Choosing the right air compressor for painting cars is essential. Here are three factors you need to consider.
Choose a compressor that can produce a CFM (cubic feet per minute) that meets or exceeds your spray gun’s requirements. Spraying paint with your gun requires a large volume of air being injected into the paint to atomize or break it up. The CFM rating tells you how much air volume your compressor provides.
A conventional spray gun (HV) uses 10 to 15 CFM, while an HVLP spray gun (high volume) may need up to 20 CFM of air to adequately break up the paint so you can achieve a quality finish.
Note: Don’t confuse CFM with PSI (pounds per square inch). PSI is only a measurement of the pressure that an air compressor provides. It’s the CFM measurement that is critical for proper paint gun performance.
The best type of compressor for a paint shop is a two-stage compressor, which provides four CFM of air per horsepower of the compressor. Single-stage compressors (commonly found at most hardware stores) provide only one CFM per horsepower. Since an HVLP spray gun may require 20 CFM, choose a two-stage compressor with at least five HP to adequately supply air to your spray gun.

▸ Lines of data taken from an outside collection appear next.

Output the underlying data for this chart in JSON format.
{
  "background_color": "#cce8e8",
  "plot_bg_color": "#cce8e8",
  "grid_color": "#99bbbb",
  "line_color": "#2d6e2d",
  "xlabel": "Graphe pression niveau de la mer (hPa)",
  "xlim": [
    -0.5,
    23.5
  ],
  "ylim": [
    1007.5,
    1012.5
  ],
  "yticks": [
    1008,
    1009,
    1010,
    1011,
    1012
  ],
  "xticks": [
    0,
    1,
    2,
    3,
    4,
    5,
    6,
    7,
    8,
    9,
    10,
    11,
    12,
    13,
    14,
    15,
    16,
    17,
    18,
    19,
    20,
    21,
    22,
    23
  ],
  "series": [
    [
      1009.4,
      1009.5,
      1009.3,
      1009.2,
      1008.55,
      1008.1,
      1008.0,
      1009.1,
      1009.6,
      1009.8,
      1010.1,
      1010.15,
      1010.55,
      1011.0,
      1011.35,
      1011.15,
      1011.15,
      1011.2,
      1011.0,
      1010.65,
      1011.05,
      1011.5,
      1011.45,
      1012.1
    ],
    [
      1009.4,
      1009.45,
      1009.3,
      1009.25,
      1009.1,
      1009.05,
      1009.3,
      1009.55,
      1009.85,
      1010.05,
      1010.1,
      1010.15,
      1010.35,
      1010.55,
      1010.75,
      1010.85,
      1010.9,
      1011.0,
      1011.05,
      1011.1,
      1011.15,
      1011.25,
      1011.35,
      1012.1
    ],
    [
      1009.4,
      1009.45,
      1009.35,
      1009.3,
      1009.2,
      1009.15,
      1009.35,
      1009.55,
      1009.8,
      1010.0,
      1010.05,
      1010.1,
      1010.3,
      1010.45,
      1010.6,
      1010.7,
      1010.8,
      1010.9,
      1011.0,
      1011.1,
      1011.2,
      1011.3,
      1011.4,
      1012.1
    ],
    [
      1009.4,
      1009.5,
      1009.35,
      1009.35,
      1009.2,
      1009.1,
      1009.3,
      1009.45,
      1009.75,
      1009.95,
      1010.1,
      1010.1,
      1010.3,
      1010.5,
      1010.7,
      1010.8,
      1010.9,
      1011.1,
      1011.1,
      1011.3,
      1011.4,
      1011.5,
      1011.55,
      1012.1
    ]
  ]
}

Two-stage compressors are available in rotary screw and reciprocating designs.
Compressed air will contain some oil and moisture. Either could cause fish eyes or moisture pockets in your paint finish. This can be prevented by adding a two- or three-stage air dryer connected to a pipe that runs through a filter in your shop. IF you don’t have an air dryer, you can remove fish eyes in your clear coat by adding GLMA-7054 Fish Eye Eliminator to your clear coat.
Another option is to add a refrigerant dryer to your air compressor, which rapidly cools, then re-warms the air as it leaves the compressor.
Using the correct compressor will supply the right air volume to your spray gun to produce a beautiful car paint finish.